Though the grading framework allows students to submit work that would otherwise not be accepted after its due date, students are still expected to turn in assignments in a timely manner. “The aspect of the policy that I know has proven most controversial for some teachers is the late work policy. I want to make clear that this doesn't mean that there's no deadlines. There are, and students are still expected to meet them,” Assistant Principal of English Eric Grossman said in an e-mail interview. “But there's a huge difference between ‘deadlines’ and ‘penalties.’ Teachers meet deadlines every day without fear of immediate punishment. And when we miss a deadline, as we occasionally do, we almost always get an additional opportunity to submit missing work […] it feels reasonable to me to extend just a little bit of that flexibility and understanding to our students, especially now.”
With the overall grading framework, Henderson supports its distinction between the quality and timeliness of assessments. “I really like the idea of separating out a grade for the quality of a piece of writing from the timeliness of a piece of writing. Both matter, but I think the quality matters more,” Henderson said. “We don't remember Voltaire or Shakespeare because they were really good at turning things in on time—the quality makes their writing stick. That said, Shakespeare never would have lasted if he couldn't finish his scripts in time for performances. Timeliness does matter.”
Others believe the breakdown will be a more holistic way to evaluate student work and effort. “I think this change is healthy for the students, since the positive work they put into class discussions and homework will weigh more into their grades than before. I'm not too concerned about my students not taking my exams as serious because well, they will still take my exams seriously,” math teacher David Peng said in an e-mail interview.

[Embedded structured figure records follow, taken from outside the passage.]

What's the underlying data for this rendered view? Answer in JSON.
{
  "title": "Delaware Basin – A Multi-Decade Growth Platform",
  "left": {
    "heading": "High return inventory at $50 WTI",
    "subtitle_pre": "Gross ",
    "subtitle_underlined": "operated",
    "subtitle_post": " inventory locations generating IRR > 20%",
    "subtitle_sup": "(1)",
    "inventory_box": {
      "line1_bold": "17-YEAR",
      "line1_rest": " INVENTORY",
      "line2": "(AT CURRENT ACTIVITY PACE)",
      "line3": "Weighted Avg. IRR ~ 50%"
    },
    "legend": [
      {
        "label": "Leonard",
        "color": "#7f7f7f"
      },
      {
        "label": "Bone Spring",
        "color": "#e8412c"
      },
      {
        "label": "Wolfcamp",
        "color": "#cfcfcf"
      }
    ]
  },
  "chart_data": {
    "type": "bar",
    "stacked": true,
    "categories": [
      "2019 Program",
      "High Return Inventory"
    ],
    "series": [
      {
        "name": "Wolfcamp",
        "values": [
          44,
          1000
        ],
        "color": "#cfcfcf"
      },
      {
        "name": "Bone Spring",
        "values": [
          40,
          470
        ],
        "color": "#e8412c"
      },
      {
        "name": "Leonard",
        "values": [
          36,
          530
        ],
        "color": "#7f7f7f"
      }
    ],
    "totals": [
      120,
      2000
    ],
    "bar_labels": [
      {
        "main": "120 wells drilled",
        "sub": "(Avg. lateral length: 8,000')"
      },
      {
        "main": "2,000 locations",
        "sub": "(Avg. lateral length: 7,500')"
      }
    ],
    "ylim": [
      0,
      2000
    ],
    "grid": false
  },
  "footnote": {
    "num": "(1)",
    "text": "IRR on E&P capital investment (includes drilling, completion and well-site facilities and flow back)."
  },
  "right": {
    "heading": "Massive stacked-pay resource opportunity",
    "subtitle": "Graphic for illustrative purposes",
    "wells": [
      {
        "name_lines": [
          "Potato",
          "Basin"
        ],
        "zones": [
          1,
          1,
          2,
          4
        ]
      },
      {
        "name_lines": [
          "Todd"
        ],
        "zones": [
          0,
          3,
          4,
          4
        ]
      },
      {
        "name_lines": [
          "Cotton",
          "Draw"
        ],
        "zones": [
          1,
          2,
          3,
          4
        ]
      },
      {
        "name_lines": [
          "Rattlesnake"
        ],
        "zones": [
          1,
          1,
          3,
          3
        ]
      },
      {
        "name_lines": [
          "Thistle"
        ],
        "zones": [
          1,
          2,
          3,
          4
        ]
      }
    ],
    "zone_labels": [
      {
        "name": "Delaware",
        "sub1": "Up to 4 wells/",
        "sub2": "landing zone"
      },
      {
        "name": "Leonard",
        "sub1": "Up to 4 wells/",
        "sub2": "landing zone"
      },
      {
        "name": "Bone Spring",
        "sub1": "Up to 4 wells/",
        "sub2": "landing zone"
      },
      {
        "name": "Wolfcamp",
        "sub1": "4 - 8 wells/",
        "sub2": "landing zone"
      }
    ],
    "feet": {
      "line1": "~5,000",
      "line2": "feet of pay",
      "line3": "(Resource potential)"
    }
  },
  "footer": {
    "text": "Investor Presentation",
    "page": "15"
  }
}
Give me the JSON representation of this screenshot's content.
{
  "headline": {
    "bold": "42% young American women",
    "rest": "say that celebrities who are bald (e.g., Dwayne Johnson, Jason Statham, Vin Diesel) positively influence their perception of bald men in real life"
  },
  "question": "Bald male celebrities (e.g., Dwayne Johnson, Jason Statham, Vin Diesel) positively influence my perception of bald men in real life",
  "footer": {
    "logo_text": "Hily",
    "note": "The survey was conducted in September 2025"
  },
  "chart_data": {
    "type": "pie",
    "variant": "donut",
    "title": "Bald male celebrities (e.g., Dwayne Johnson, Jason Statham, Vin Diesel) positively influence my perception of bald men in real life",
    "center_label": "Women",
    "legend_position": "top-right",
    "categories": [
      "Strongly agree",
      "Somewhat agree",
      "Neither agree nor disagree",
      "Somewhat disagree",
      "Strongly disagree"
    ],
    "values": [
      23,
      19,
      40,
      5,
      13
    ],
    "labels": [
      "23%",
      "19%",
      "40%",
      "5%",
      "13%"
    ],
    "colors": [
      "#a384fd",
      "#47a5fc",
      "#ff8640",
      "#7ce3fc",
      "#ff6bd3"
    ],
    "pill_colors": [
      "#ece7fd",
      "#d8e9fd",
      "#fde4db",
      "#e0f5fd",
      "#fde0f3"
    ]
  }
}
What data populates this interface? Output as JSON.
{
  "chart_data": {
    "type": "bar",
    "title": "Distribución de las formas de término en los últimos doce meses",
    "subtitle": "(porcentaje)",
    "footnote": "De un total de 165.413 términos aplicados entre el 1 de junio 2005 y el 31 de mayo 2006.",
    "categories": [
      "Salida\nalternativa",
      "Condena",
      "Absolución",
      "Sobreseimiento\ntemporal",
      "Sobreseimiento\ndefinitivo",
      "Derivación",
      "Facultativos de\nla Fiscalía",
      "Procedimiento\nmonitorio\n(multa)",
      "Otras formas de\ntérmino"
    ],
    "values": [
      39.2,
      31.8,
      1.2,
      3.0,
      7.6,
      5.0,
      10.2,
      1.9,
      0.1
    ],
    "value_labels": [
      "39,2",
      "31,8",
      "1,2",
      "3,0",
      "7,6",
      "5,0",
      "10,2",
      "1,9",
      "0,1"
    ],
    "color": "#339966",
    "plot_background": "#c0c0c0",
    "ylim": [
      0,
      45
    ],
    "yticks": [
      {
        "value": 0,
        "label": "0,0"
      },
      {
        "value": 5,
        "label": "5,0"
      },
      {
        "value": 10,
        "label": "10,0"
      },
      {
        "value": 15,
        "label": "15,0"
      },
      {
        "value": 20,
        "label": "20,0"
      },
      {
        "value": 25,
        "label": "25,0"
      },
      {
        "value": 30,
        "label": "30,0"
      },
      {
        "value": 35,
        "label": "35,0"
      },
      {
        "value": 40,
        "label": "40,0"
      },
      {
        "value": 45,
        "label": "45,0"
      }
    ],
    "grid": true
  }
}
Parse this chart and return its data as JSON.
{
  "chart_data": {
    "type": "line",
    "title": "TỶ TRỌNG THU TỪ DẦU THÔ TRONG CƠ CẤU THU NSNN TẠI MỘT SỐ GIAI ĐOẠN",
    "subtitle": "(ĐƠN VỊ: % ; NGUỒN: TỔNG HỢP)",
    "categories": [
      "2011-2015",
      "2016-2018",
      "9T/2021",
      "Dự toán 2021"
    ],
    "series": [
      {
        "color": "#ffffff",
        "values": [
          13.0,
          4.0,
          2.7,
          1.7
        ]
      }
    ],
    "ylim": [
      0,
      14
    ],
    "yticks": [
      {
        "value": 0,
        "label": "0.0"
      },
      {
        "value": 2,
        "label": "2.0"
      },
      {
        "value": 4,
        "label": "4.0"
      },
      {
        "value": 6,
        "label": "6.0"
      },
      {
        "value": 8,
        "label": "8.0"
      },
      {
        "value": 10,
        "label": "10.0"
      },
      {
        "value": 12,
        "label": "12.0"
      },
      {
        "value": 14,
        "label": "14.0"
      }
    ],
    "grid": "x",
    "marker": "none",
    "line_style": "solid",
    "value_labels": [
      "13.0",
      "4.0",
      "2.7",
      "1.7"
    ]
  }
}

The administration hopes that with the release of this new framework, students will have a more transparent guideline for how they will be evaluated this year. “We want to make sure that students are still maintaining high expectations, meaning that when summative assessments are due or need to be completed, students complete it on time. They take [assessments] when it's going to be assigned and make sure that they're constantly communicating with their teachers if there are extenuating circumstances or issues that arise that would prevent them from committing on time and/or taking that exam/assessment on that specific day,” Yu said.